We recently published an article on the confirmation of two large-scale filaments along the sight-line of the blazar 1ES 1553+113, which correspond to Warm-Hot Intergalactic Medium (WHIM) absorption features in the X-ray and far ultraviolet. We use the WISE-SuperCOSMOS photometric catalog to map the cosmic-web in the direction of the blazar, and find significant filaments at redshifts of z=0.23 ±0.02 and z=0.31 ± 0.02, which roughly align with the absorption redshifts. A third X-ray absorption feature at z=0.133 did not have any corresponding structures in the photometric catalog.
We are putting the cosmic-web maps and code online at Github, and hope that people can make use of them for there own research. Keep an eye out for several projects using these data in the coming months!
A draft of our Faraday Complexity paper that I posted about previously, where we use a convolutional neural network (CNN) to classify complex polarized sources, is finally finished and can be found here (faraday_ML). We used an inception model to with 1-D convolutional layers to classify Faraday spectra as either simple or complex. The best network is shown below, and more details can be found in the draft.
Full Convolutional Network
Our paper on the cosmic-web has now been accepted to the Monthly Notices of the Royal Astronomical Society (MNRAS). Although we didn’t detect any significant emission from the cosmic-web, we were able to set primordial magnetic field limits comparable to the state-of-the-art CMB limits. You can find the paper on arXiv here.
I’m excited to say that the paper describing the cross-correlation of the low-frequency sky with tracers of the cosmic-web has now been accepted for publication! Tessa Vernstrom did a wonderful job; the tightest constraints on the synchrotron cosmic-web yet.
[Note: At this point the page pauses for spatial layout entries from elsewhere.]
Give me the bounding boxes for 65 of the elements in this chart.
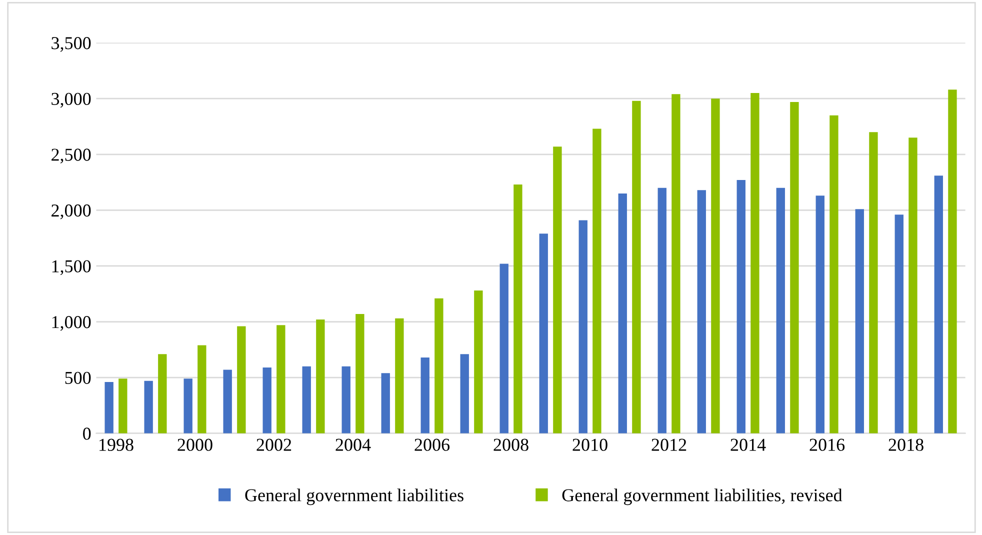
x-tick-label: 2000 [178,438,212,451]
x-tick-label: 2004 [336,438,371,451]
bar [578,220,588,434]
x-tick-label: 1998 [100,438,134,451]
bar [736,180,746,434]
bar [908,138,918,434]
bar [776,188,785,434]
x-tick-label: 2016 [810,438,845,451]
bar [855,209,864,434]
bar [830,115,838,434]
bar [658,188,666,434]
bar [302,366,311,434]
bar [632,100,641,434]
bar [934,176,943,434]
x-tick-label: 2006 [414,438,450,451]
bar [144,380,153,434]
bar [618,193,627,434]
bar [869,132,878,434]
bar [184,378,192,434]
x-tick-label: 2018 [888,438,924,451]
y-tick-label: 2,500 [52,148,91,164]
bar [514,184,522,434]
y-tick-label: 0 [83,428,91,440]
bar [158,354,167,434]
bar [790,102,799,434]
x-tick-label: 2010 [572,438,608,451]
bar [316,320,325,434]
bar [711,98,720,434]
y-tick-label: 3,000 [52,92,91,108]
legend-label: General government liabilities, revised [562,488,842,506]
bar [262,368,272,434]
y-tick-label: 3,500 [52,37,91,52]
y-tick-label: 2,000 [52,204,91,220]
bar [816,196,824,434]
bar [104,382,114,434]
bar [223,370,232,434]
bar [237,326,246,434]
bar [381,373,390,434]
bar [539,234,548,434]
bar [500,264,508,434]
bar [420,357,430,434]
bar [356,314,364,434]
y-tick-label: 500 [65,372,91,384]
bar [198,345,206,434]
bar [342,366,350,434]
bar [750,93,760,434]
bar [395,318,404,434]
bar [276,325,286,434]
bar [434,298,444,434]
bar [948,90,957,434]
bar [894,214,904,434]
x-tick-label: 2014 [730,438,766,451]
y-tick-label: 1,500 [52,260,91,276]
x-tick-label: 2012 [652,438,686,451]
bar [118,378,128,434]
bar [460,354,469,434]
bar [672,94,680,434]
x-tick-label: 2008 [494,438,528,451]
bar [697,190,706,434]
bar [474,290,483,434]
bar [592,128,602,434]
legend-label: General government liabilities [245,488,464,506]
y-tick-label: 1,000 [52,316,91,331]
x-tick-label: 2002 [256,438,292,451]
bar [553,146,562,434]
Can we teach a machine to recognize what we can’t? This may sound like an obvious yes to astronomers, because astronomers are constantly working in regimes where the signal is the same order of magnitude as the noise, and we often need to manipulate the data to extract a measurement that was not apparent with our own eyes. To someone working in machine-learning, where to goal is often to teach (or train) a machine to perform simple recognition tasks that human do effortlessly, the answer to this question would probably be not without a lot of data, and they’d also be right. What happens, however, when we don’t have enough examples of a type of object to train on, or even scarier, when the experts have a difficult time recognizing the objects even when they know they are there?
My colleagues and I are facing this problem right now. To discuss the problem, let me give a little background.
The newly constructed Australia Square Kilometre Array Pathfinder Telescope (ASKAP) will be one of the most powerful survey radio telescopes in the work, operating between 700-1800 MHz in both continuum (total brightness) and spectral-line (brightness as a function of frequency) modes. The telescope will conduct a dedicated polarization survey (called POSSUM), with the primary goal of detecting Faraday rotation measures (RM) from background radio sources. The RM, which measures the integrated amount of thermal electrons and magnetic field along the line of sight, can hold the key to unraveling several mysteries of cosmic magnetism. One problem that we have in preparing a catalog of RMs for polarized sources, is distinguishing between those that are a simple “Faraday thin” source or a more complex source with multiple components or “Faraday thick”. Below I show an example of a simple Faraday thin source, where the polarization angle of the (radio) light has been rotated by a simple cloud of material.
The problem is, it has been shown that polarized sources with two, closely spaced Faraday thin components (and are thus complex) can look like a Faraday thin source, and further, the RM that is measured will be different than the two individual RMs (and it might not be the average of them either). I’ll describe next how I think we can approach this problem with deep convolutional neural networks.
I’m excited to say that I’ll be teaching an impromptu course this spring on “Astrophysical Machine Learning”. It’s impromptu because I didn’t expect to teach it, it just worked out that there were a lot of students in my engineering physics course this Fall that got interested when I showed my work in class. Right now there are only about six students enrolled, with several more sitting in. I’m putting the course webpage online here, and the students will be sharing there work (with each other at first) on Github. I haven’t used Github for any of my work yet, so I’m excited to learn as we progress.
A side benefit for me (and the students) is that we’ll be quickly breaking into groups and working on real research problems, many of them centered around ML applications for source-finding and classification of radio sources. I’m the chair of the “Cosmic-Web” Key Science Project for the Evolutionary Map of the Universe survey to be conducted with the ASKAP telescope. Of particular interest to me are source-finding algorithms for diffuse sources (see below), were it is often difficult to find and characterize them when there are imbedded compact sources. Below is an example of a diffuse source (a simple cluster radio halo) with background point-sources imbedded within, taken from a simulation of what the EMU survey will be capable of. Early science for ASKAP is happening right now so the time is right to test some of this out on real data!